К книге
Механизатор 82 том 2Глава 6
18%
Глава 6
6

Двадцать седьмого пошёл дождь, первый за девятнадцать дней, и пошёл он в четыре утра и не собирался кончаться.

Я проснулся от его звука по крыше и минуты три лежал и слушал.

Это, между прочим, отдельное удовольствие, которого в городской жизни нет вовсе: лежать под тёсовой крышей в пятом часу утра, когда по ней идёт дождь, и знать, что в поле сегодня не выйдешь.

Мать всё равно ушла на дойку.

Коровам дождя не объяснишь.

Я встал в шесть, поел, надел плащ и пошёл в мастерскую, и по дороге промок до колена, потому что трава на обочине стояла по пояс и была полна воды.

Есть я хотел уже к семи, хотя вышел из дому в половине седьмого, и всю дорогу до мастерской думал про то, что мать оставила на печке.

В мастерской собрались все.

Собрались не потому, что кто-то велел, а потому, что в дождь механизатору деваться некуда: домой нельзя, там сразу найдут работу, а тут курилка, верстак и разговор.

К восьми народу набилось человек двадцать пять.

Тимофеев прошёл через мастерскую, посмотрел на это стадо, и на лице у него появилось выражение человека, которому в голову пришла мысль.

Мысль он не удержал.

— Так. — Главный инженер остановился. — Раз все здесь. Ганин!

Красный уголок у нас был в торце мастерской, за перегородкой.

Там стояли четыре ряда скамеек из горбыля, стол под красным сатином, фикус, погибший ещё при мне пацаном и с тех пор заменённый на другой, тоже погибший, и стенды по стенам.

Стендов было три.

Один — соцобязательства с прошлого года, второй — «Наши маяки» с фотографиями, третий — пустой, с одной надписью наверху: «Техника безопасности». Он висел пустой, сколько я себя помню.

Сегодня он был не пустой.

За выходные его кто-то оформил: наклеил четыре плаката, повесил на гвоздике папку с надписью «Инструкции» и написал от руки на листе ватмана столбик из фамилий ответственных.

Плакаты были свежие, из района.

На первом мужик в комбинезоне лез рукой в работающий механизм, и было написано, что так нельзя. На втором мужик стоял под поднятым грузом. На третьем мужик курил у бочки. На четвёртом мужик просто лежал, и было непонятно, что именно он нарушил.

Веник стоял у стола.

На нём была та же рубашка, кирзачи и очки, а на столе перед ним лежала папка, журнал в коленкоровой обложке и ручка.
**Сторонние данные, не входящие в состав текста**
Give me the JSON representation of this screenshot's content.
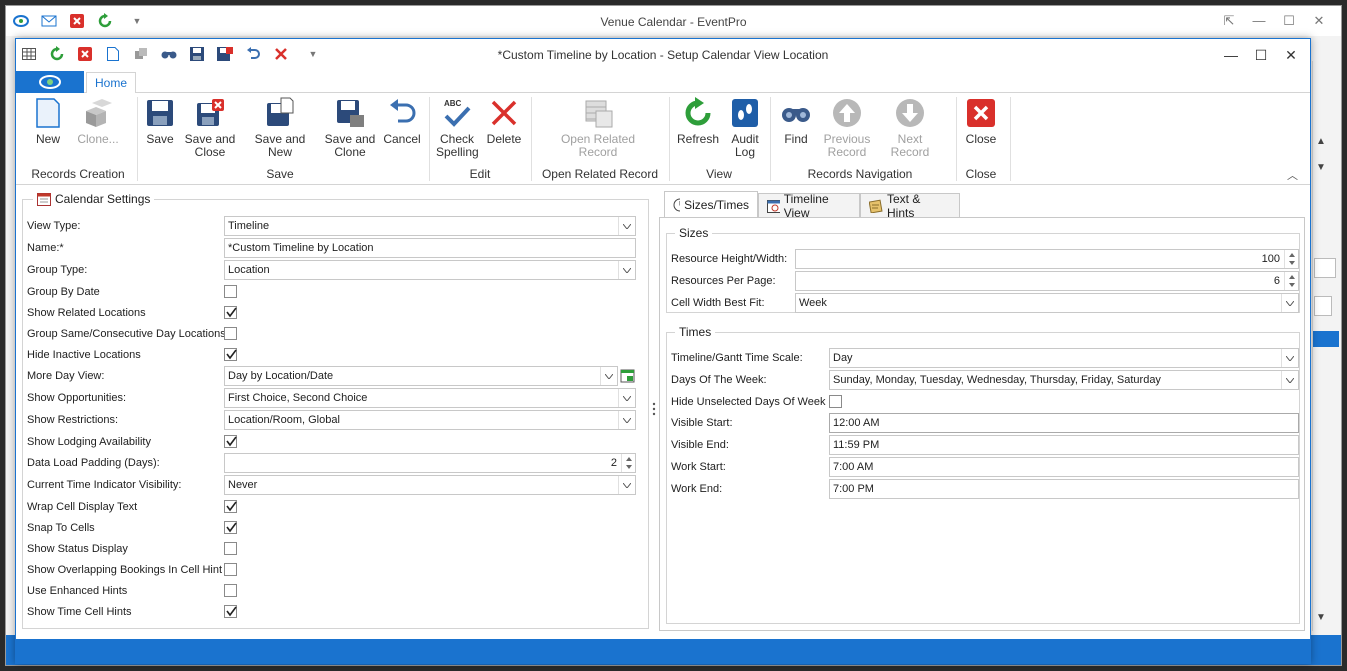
{
  "outer": {
    "title": "Venue Calendar - EventPro"
  },
  "dialog": {
    "title": "*Custom Timeline by Location - Setup Calendar View Location"
  },
  "ribbon": {
    "tab_home": "Home",
    "buttons": {
      "new": "New",
      "clone": "Clone...",
      "save": "Save",
      "save_close": "Save and Close",
      "save_new": "Save and New",
      "save_clone": "Save and Clone",
      "cancel": "Cancel",
      "check_spelling": "Check Spelling",
      "delete": "Delete",
      "open_related": "Open Related Record",
      "refresh": "Refresh",
      "audit_log": "Audit Log",
      "find": "Find",
      "previous": "Previous Record",
      "next": "Next Record",
      "close": "Close"
    },
    "groups": {
      "records_creation": "Records Creation",
      "save": "Save",
      "edit": "Edit",
      "open_related": "Open Related Record",
      "view": "View",
      "records_navigation": "Records Navigation",
      "close": "Close"
    }
  },
  "calendar_settings": {
    "legend": "Calendar Settings",
    "view_type": {
      "label": "View Type:",
      "value": "Timeline"
    },
    "name": {
      "label": "Name:*",
      "value": "*Custom Timeline by Location"
    },
    "group_type": {
      "label": "Group Type:",
      "value": "Location"
    },
    "group_by_date": {
      "label": "Group By Date",
      "checked": false
    },
    "show_related_locations": {
      "label": "Show Related Locations",
      "checked": true
    },
    "group_same_day": {
      "label": "Group Same/Consecutive Day Locations",
      "checked": false
    },
    "hide_inactive": {
      "label": "Hide Inactive Locations",
      "checked": true
    },
    "more_day_view": {
      "label": "More Day View:",
      "value": "Day by Location/Date"
    },
    "show_opportunities": {
      "label": "Show Opportunities:",
      "value": "First Choice, Second Choice"
    },
    "show_restrictions": {
      "label": "Show Restrictions:",
      "value": "Location/Room, Global"
    },
    "show_lodging": {
      "label": "Show Lodging Availability",
      "checked": true
    },
    "data_load_padding": {
      "label": "Data Load Padding (Days):",
      "value": "2"
    },
    "time_indicator": {
      "label": "Current Time Indicator Visibility:",
      "value": "Never"
    },
    "wrap_cell": {
      "label": "Wrap Cell Display Text",
      "checked": true
    },
    "snap_cells": {
      "label": "Snap To Cells",
      "checked": true
    },
    "show_status": {
      "label": "Show Status Display",
      "checked": false
    },
    "show_overlapping": {
      "label": "Show Overlapping Bookings In Cell Hint",
      "checked": false
    },
    "enhanced_hints": {
      "label": "Use Enhanced Hints",
      "checked": false
    },
    "time_cell_hints": {
      "label": "Show Time Cell Hints",
      "checked": true
    }
  },
  "right_tabs": {
    "sizes_times": "Sizes/Times",
    "timeline_view": "Timeline View",
    "text_hints": "Text & Hints"
  },
  "sizes": {
    "legend": "Sizes",
    "resource_height": {
      "label": "Resource Height/Width:",
      "value": "100"
    },
    "resources_per_page": {
      "label": "Resources Per Page:",
      "value": "6"
    },
    "cell_width": {
      "label": "Cell Width Best Fit:",
      "value": "Week"
    }
  },
  "times": {
    "legend": "Times",
    "time_scale": {
      "label": "Timeline/Gantt Time Scale:",
      "value": "Day"
    },
    "days_of_week": {
      "label": "Days Of The Week:",
      "value": "Sunday, Monday, Tuesday, Wednesday, Thursday, Friday, Saturday"
    },
    "hide_unselected": {
      "label": "Hide Unselected Days Of Week",
      "checked": false
    },
    "visible_start": {
      "label": "Visible Start:",
      "value": "12:00 AM"
    },
    "visible_end": {
      "label": "Visible End:",
      "value": "11:59 PM"
    },
    "work_start": {
      "label": "Work Start:",
      "value": "7:00 AM"
    },
    "work_end": {
      "label": "Work End:",
      "value": "7:00 PM"
    }
  },
  "colors": {
    "accent": "#1a73cf",
    "close_red": "#d9302b",
    "refresh_green": "#2e9e3a"
  }
}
Мужики рассаживались минут пять, с грохотом, с шутками и с тем особенным весельем, какое бывает у взрослых людей, которых посадили за парты.

— Товарищи, — начал Ганин.

Задние ряды крякнули.

— Товарищи, сегодня мы проводим вводный инструктаж по технике безопасности при проведении сеноуборочных работ. Инструктаж проводится в соответствии с типовой инструкцией, утверждённой в тысяча девятьсот семьдесят девятом году. По окончании инструктажа каждый из присутствующих расписывается в журнале.

— А чего сразу не расписаться? — крикнул Дудник. — Мы распишемся, а ты нас отпустишь.

Смех.

— Роспись без инструктажа недействительна, — ответил Ганин.

— А с инструктажем действительна?

— Да.

— А если я сейчас послушаю и всё забуду?

Ганин посмотрел на него.

— Роспись всё равно будет действительна.

Сказал он это без всякой иронии, просто как факт, и в комнате никто не поднял головы.

Он читал сорок минут.

Читал он подряд, по пунктам, ровным голосом, и в первые десять минут его слушали, потому что было интересно, как долго он выдержит. Потом стали разговаривать.

Потом Гнидин поднял руку.

Он поднял её всерьёз, как в школе, и Ганин ему кивнул.

— Ты вот говорил, что при обрыве ремня надо заглушить двигатель.

— Правильно.

— И дождаться полной остановки.

— Правильно.

— А потом надевать.

— Да.

— Хорошо. — Гнидин положил руки на колени. — У меня на косилке ремень слетает шесть раз за смену.

В уголке стало тише.

— Значит, шесть раз глушить.

— Шесть раз глушить, — согласился Гнидин. — Пускач шесть раз дёргать. Каждый раз минут десять, если по-хорошему. Час в смену. Нормы я тогда не делаю.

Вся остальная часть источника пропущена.